# Forcing a regen ??



## TonyC (Jan 16, 2019)

Looking for an aftermarket unit that will allow me to force a regen manually without having to deal with a dealership.


----------



## Rivergoer (Mar 30, 2017)

@Snipesy developed a BiScan app for Android which has the option to trigger manual regen. 

There’s a thread on this SOMEWHERE on CruzeTalk but with this new site software I can’t seem to locate it.

Perhaps someone can reply with the link.......?


----------



## MP81 (Jul 20, 2015)

I believe this was the original thread when he was developing it: https://www.cruzetalk.com/threads/torque-app-testers-wanted.184506/


----------



## MRO1791 (Sep 2, 2016)

TonyC said:


> Looking for an aftermarket unit that will allow me to force a regen manually without having to deal with a dealership.

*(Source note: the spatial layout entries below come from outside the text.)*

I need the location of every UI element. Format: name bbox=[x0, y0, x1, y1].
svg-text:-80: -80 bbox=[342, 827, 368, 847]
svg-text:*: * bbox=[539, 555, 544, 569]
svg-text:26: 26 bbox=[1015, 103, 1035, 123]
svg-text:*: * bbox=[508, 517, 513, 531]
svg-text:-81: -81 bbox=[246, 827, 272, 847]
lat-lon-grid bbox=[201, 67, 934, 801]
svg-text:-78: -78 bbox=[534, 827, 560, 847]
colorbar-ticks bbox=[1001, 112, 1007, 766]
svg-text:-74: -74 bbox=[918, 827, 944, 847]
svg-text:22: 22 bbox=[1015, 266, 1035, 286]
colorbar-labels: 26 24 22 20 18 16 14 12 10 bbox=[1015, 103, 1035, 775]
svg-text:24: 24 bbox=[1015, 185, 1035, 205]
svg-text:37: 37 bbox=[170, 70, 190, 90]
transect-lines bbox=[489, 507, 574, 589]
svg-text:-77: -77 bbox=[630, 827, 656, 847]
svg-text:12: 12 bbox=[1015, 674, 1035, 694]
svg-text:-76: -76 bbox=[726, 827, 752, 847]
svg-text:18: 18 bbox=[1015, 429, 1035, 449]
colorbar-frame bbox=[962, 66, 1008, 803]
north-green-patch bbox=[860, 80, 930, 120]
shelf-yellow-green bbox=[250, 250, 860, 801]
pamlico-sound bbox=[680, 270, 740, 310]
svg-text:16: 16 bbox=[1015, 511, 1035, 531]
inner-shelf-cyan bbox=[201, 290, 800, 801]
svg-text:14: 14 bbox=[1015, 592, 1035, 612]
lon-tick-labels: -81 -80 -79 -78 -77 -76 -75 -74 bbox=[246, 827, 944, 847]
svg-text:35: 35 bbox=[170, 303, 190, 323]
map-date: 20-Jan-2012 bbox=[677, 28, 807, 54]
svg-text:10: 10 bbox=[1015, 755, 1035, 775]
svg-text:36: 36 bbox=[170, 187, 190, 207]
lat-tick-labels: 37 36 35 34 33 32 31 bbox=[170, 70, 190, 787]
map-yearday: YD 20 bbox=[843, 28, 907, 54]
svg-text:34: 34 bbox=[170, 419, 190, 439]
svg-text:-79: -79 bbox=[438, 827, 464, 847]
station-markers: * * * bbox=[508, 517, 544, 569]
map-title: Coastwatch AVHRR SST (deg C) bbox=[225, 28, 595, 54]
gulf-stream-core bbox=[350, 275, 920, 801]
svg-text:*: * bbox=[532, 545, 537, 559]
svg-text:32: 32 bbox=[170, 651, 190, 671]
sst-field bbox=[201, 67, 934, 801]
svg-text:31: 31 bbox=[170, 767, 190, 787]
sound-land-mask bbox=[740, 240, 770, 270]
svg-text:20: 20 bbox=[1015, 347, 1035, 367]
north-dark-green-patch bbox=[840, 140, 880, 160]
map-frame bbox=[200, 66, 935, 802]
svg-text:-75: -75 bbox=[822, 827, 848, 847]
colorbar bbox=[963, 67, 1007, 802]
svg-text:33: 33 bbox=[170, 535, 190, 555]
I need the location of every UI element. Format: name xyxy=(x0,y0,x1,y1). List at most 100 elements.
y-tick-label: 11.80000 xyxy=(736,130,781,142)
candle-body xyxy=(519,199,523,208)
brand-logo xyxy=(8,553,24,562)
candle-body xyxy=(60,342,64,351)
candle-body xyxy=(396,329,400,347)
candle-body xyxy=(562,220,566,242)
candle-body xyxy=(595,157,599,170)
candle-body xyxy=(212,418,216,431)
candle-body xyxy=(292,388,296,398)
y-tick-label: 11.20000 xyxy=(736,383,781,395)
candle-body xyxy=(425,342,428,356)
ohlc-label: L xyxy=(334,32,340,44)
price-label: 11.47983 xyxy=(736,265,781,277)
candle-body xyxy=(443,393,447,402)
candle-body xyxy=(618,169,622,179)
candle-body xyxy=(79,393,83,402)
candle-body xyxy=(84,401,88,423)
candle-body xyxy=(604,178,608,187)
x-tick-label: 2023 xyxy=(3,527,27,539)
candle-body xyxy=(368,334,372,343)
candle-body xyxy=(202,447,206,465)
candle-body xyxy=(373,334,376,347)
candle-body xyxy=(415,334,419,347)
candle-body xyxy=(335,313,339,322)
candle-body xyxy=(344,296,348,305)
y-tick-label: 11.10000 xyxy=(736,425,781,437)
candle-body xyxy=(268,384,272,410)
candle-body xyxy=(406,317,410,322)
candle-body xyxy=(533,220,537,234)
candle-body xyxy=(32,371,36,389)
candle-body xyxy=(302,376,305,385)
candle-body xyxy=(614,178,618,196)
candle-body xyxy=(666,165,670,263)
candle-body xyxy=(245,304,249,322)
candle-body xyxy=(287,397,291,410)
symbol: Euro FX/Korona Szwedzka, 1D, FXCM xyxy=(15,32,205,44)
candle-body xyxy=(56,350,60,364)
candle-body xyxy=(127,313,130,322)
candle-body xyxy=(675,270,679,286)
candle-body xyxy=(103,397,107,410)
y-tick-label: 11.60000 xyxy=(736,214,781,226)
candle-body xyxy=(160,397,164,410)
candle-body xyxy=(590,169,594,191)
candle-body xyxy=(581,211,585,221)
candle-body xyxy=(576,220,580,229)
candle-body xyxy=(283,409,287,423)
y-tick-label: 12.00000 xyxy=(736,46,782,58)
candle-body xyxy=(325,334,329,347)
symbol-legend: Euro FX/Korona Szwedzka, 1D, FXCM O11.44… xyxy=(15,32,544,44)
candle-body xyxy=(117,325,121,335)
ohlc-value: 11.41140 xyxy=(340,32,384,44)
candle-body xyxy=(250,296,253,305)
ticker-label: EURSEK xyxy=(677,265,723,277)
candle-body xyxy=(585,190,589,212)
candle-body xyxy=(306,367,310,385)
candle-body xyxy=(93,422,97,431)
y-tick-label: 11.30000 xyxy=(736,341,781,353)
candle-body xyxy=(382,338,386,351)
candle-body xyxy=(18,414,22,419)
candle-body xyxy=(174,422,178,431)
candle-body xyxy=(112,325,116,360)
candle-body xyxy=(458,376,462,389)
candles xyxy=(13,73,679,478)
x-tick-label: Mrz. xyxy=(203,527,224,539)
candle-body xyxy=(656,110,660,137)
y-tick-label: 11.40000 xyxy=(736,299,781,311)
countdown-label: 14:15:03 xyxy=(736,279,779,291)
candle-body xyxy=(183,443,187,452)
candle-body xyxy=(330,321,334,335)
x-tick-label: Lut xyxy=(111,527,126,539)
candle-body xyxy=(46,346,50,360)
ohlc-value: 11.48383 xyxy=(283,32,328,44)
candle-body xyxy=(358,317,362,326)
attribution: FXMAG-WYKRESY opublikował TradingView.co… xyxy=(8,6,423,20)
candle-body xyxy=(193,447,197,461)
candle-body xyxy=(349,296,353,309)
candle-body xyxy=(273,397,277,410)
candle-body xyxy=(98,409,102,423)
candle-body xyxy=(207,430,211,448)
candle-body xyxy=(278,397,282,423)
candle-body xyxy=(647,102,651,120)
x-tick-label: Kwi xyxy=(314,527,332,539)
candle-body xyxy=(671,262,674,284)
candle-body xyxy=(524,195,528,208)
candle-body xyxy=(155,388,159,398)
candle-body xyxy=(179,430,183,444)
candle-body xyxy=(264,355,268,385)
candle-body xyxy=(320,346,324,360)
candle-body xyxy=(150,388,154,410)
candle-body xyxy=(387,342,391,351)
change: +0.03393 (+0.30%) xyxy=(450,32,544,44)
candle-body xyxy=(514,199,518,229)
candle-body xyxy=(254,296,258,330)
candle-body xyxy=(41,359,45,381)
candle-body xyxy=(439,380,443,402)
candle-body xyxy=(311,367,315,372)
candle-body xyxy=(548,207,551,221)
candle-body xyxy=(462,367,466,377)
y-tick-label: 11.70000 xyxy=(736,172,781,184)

I have the Torque App, about $5 on Google play. An adapter is about $50 tops for a good one, and the Bi-Scan for GM app is also on the Google Play store (developed by Snipesy, on this forum), I think it's going for about $30, but I can't see as I'm one of the Beta testers that got it free. It's an awesome app and will do many things including force a normal regen, and a Service Regen. I did the testing to verify these functions worked, and they do. I highly recommend this app.


----------